31/12/2024
Por Sara Clem | Analista de pesquisa do Instituto Sivis
Reproduzido da Gazeta do Povo
O ano de 2024 foi marcado por diversos acontecimentos importantes para a democracia brasileira. No fim das contas, qual é o balanço? Com as eleições municipais e a polarização afetiva ainda em evidência, e a falta de comprometimento com os valores democráticos por parte das instituições, fica claro que a democracia brasileira tem enfrentado sérios desafios.
No que diz respeito às eleições municipais, embora o processo eleitoral tenha ocorrido com êxito e os principais índices de democracia apontem para a integridade do sistema eleitoral brasileiro durante os anos, no âmbito cultural observa-se um crescente desânimo entre os eleitores em relação aos líderes apresentados como alternativas viáveis. Esse desânimo ficou evidente nas altas taxas de abstenção registradas em algumas capitais e na intensa polarização dos debates, especialmente no primeiro turno.
Esses fatores indicam um cenário de desconfiança e uma possível retração na mobilização eleitoral, destacando o desafio de engajar a população em um processo político cada vez mais complexo e fragmentado. Além disso, episódios de violência política marcaram o primeiro turno das eleições, reforçando a falta de diálogo e tolerância no ambiente político.
No que se refere ao desempenho das instituições, percebe-se que nem sempre há um comprometimento pleno com valores democráticos fundamentais, como a transparência e a liberdade. A situação da Venezuela ilustra bem esse ponto. Governos que realmente defendem os princípios democráticos não podem demorar tanto tempo para reconhecer que as eleições venezuelanas foram fraudulentas.
Embora o Executivo brasileiro tenha seguido as regras do jogo democrático no contexto interno, a demora em reconhecer a fraude e declarações que normalizam as eleições venezuelanas revelam uma preocupante relativização de princípios essenciais à democracia, como a garantia de eleições livres e justas.
Neste mesmo sentido, o crescente ativismo judicial dos últimos anos tem colocado em risco valores fundamentais como a transparência e a liberdade. Ministros têm sido acusados de usar o Judiciário de forma arbitrária, desrespeitando o devido processo legal para perseguir opositores. Outro exemplo foi a suspensão da plataforma X durante as eleições, que evidenciou decisões extremadas, como a aplicação de multas pelo uso de VPNs, resultando no silenciamento de parte do debate público na rede.
Além disso, as tentativas do Judiciário de regulamentar as plataformas sociais, ainda que fundamentadas no combate à desinformação — um desafio real para a democracia — muitas vezes carecem de respeito à liberdade de expressão.
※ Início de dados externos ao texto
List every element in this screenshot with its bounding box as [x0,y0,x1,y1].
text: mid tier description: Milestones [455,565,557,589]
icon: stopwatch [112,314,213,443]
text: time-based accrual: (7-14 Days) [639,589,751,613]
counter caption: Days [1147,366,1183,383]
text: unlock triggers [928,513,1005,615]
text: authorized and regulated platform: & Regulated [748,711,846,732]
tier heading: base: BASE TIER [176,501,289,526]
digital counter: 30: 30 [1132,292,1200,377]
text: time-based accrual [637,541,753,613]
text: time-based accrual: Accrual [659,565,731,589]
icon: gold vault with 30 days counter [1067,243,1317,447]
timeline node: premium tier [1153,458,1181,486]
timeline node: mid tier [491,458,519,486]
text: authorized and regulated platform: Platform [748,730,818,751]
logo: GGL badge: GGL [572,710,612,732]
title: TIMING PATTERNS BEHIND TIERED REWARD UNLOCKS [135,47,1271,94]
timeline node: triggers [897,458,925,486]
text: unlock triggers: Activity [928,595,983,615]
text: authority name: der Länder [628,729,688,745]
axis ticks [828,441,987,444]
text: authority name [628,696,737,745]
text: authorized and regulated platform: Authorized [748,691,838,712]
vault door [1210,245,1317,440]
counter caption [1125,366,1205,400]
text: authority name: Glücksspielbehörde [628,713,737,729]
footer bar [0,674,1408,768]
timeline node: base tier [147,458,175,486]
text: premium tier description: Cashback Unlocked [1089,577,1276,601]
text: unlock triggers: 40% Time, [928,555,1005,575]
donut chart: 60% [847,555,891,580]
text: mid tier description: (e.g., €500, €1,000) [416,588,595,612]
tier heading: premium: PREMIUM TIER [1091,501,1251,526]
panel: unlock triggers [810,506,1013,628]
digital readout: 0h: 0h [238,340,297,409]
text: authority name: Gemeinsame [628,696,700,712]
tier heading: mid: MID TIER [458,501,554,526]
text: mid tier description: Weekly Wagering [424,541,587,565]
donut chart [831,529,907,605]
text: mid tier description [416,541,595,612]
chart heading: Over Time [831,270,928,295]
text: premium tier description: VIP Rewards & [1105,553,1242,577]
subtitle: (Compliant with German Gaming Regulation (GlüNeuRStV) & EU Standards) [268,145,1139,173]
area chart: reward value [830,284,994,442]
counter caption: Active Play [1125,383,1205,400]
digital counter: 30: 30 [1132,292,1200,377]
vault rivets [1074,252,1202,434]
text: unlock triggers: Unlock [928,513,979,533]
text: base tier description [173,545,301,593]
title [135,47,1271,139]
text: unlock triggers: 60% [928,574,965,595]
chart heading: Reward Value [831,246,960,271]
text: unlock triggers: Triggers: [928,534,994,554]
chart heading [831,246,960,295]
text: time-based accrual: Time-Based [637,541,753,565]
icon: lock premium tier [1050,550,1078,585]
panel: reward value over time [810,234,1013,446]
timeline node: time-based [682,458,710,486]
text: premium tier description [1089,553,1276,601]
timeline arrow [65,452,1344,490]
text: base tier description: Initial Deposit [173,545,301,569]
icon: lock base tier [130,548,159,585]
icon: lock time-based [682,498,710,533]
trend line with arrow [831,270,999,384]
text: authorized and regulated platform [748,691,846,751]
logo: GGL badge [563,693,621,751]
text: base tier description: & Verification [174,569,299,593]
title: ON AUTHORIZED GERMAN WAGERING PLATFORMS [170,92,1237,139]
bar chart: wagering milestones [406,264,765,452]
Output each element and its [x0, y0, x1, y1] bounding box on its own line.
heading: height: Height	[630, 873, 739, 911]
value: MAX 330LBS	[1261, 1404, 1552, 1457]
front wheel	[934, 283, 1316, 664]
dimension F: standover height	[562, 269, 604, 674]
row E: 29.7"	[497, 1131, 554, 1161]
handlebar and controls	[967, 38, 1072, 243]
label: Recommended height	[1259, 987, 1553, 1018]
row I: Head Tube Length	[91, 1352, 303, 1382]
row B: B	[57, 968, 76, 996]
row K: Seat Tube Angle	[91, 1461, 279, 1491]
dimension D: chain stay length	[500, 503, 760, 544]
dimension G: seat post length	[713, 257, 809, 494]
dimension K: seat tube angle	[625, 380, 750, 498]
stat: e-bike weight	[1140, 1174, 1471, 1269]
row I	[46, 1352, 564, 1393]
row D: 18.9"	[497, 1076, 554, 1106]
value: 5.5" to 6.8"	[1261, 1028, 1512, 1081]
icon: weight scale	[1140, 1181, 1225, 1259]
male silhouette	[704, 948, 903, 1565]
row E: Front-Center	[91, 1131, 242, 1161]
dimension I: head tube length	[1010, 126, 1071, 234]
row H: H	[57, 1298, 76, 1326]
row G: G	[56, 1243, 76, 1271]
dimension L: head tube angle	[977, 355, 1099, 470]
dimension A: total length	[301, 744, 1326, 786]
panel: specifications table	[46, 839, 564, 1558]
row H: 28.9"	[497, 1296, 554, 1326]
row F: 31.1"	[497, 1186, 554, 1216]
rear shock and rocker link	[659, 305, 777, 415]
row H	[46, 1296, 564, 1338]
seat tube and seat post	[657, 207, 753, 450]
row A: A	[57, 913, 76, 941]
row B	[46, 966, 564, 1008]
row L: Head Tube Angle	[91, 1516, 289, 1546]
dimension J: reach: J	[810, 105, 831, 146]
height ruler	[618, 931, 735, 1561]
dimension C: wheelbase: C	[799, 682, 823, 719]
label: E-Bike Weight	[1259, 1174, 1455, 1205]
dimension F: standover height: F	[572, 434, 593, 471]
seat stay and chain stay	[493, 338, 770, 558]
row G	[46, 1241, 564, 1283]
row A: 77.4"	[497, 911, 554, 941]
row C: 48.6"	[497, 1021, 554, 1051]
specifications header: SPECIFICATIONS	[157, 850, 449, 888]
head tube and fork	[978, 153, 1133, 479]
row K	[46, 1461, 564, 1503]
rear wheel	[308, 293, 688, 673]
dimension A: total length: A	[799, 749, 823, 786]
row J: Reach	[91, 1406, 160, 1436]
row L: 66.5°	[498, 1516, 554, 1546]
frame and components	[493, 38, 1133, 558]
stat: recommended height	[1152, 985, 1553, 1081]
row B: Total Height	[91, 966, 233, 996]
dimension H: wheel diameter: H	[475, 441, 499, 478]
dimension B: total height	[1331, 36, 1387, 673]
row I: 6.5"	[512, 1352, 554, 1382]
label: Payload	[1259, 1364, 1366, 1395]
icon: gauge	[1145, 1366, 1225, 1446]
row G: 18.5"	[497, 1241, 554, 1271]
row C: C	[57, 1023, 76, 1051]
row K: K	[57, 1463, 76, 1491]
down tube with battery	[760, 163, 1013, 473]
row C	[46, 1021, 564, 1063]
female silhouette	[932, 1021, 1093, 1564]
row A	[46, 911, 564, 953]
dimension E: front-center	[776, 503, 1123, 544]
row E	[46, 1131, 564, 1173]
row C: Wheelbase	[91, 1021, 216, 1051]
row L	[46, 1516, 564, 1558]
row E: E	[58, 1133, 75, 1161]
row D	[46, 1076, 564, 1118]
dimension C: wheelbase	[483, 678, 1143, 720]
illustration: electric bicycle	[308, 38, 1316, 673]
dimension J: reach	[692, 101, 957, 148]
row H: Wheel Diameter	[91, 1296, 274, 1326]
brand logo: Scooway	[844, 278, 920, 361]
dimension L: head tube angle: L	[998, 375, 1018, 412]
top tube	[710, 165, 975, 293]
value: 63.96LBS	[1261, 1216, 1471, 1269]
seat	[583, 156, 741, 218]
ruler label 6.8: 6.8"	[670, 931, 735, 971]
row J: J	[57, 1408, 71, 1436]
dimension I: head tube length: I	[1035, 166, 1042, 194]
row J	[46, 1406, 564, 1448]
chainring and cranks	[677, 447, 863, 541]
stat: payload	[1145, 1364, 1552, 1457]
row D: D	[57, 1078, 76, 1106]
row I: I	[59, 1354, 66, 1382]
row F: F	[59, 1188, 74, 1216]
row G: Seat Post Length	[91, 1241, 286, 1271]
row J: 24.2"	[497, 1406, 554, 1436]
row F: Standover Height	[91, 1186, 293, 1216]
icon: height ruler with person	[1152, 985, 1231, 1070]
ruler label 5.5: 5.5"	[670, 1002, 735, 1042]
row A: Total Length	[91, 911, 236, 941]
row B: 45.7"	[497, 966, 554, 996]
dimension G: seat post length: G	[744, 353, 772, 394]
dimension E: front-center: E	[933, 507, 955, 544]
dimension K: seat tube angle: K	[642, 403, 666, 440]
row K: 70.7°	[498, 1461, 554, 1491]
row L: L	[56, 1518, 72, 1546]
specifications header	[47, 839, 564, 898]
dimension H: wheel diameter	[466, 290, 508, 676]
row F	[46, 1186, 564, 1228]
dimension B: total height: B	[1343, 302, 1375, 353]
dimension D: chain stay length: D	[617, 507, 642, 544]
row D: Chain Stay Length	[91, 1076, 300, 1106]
Como evidenciado no julgamento da constitucionalidade do Artigo 19, algumas falas demonstram uma falta de compreensão sobre o que a liberdade de expressão realmente significa.
Esses exemplos mostram o Judiciário, muitas vezes, tentando assumir o papel de um Legislativo omisso. A falta de apreço pela liberdade de expressão, podem abrir espaço para censura prévia e para o silenciamento de vozes dissidentes, que são legítimas e essenciais para a democracia.